Kahvedeki ozanları anımsayıp içinden söylenmeye başladı Kerem: “İnsanoğlu da dağ gibi. Şu dünyada kimse kimsenin içindeki fırtınanın sesini duymuyor. Şu insan soyu ne tuhaf! Sözde ozan olacaklar; önce, ‘Sen sevgi ermişisin.’ dediler, beni gönüllediler sözde, aradan bir saat geçmeden bana kız bulmaya kalktılar!..”

Sofu, Kerem’in dalıp gittiğini anlayınca sesini çıkarmaz, onu kendi dünyasıyla baş başa bırakırdı. O da dağa dalmıştı.

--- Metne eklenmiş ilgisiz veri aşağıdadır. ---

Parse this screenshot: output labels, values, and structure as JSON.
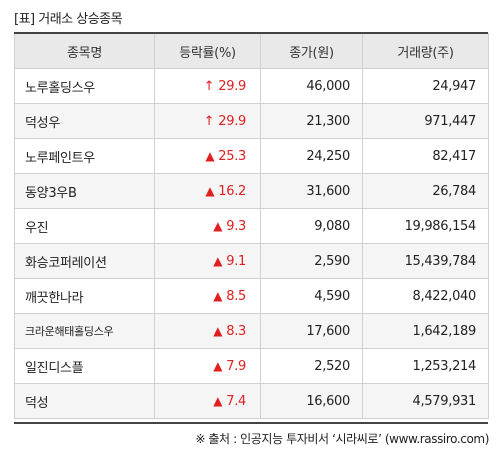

Kerem bir türlü dağdan gözünü ayıramıyordu. Yarım saat içinde ne değişiklikler olmuştu! Dorukları apaydınlık dağı, karanlık bulutlar sarmıştı birden. Ona baktıkça Kerem’in gönlü bir daralıyor, bir açılıyordu. Dilinden ozanların dağ üstüne söyledikleri geçti. Yeterince dertli olan Kerem daha da karamsarlaştı. Yağmur öncesinde gök gürler de dünya nasıl oynar yerinden, nasıl savrulur, öyle oldu. Kerem, sazını eline aldı, içinin fırtınasını dindirdi, Ağrı Dağı’na seslendi:

Sana derler Ağrı Dağı

Ne yamandır başın senin

Belirsizdir yazın kışın

Hiç tükenmez karın senin

Rüzgârlara dest olmuşsun Dertlilere dost olmuşsun Hep dağlardan üst olmuşsun Erciyes’tir eşin senin

Eksik olmaz karın yağar Bulutlar birbirin kovar Evvel güneş sana doğar Cevahirdir taşın senin

Kerem eydür, geldim gittim Şu fani dünyaya nettim Ululara sual ettim Kimse bilmez başın senin

Sanki pus, dertlinin derdinden anladı, dağın eteklerinden sıyrıldı, doruklarına ağdı. Dağ etekleri, ovalar, ırmak yatakları bulutların arasından kopup gelen güneşle ışıladı. İnsanoğlu bu, içine iğne deliğinden mutluluk sızsa yüreğinde güller açıyor. Kerem doğanın canlanışında Aslı’nın sabah dingini yüzünü gördü. Sofu’nun içinde ana özlemi titredi. Tam o sırada ortalığı kuş sesleri sardı, koyunlar kuzular meledi, çobanlar birbirine seslendi. Yanık mı yanık bir kaval sesi duydular uzaklardan. Hele uzun hava söyleyen adamın sesi yürekleri yakıyordu.

Kerem bir an seviniyor, bir an kederden bunalıyordu. “Onu içine düştüğü karanlıktan kurtarayım.” diye konuştu.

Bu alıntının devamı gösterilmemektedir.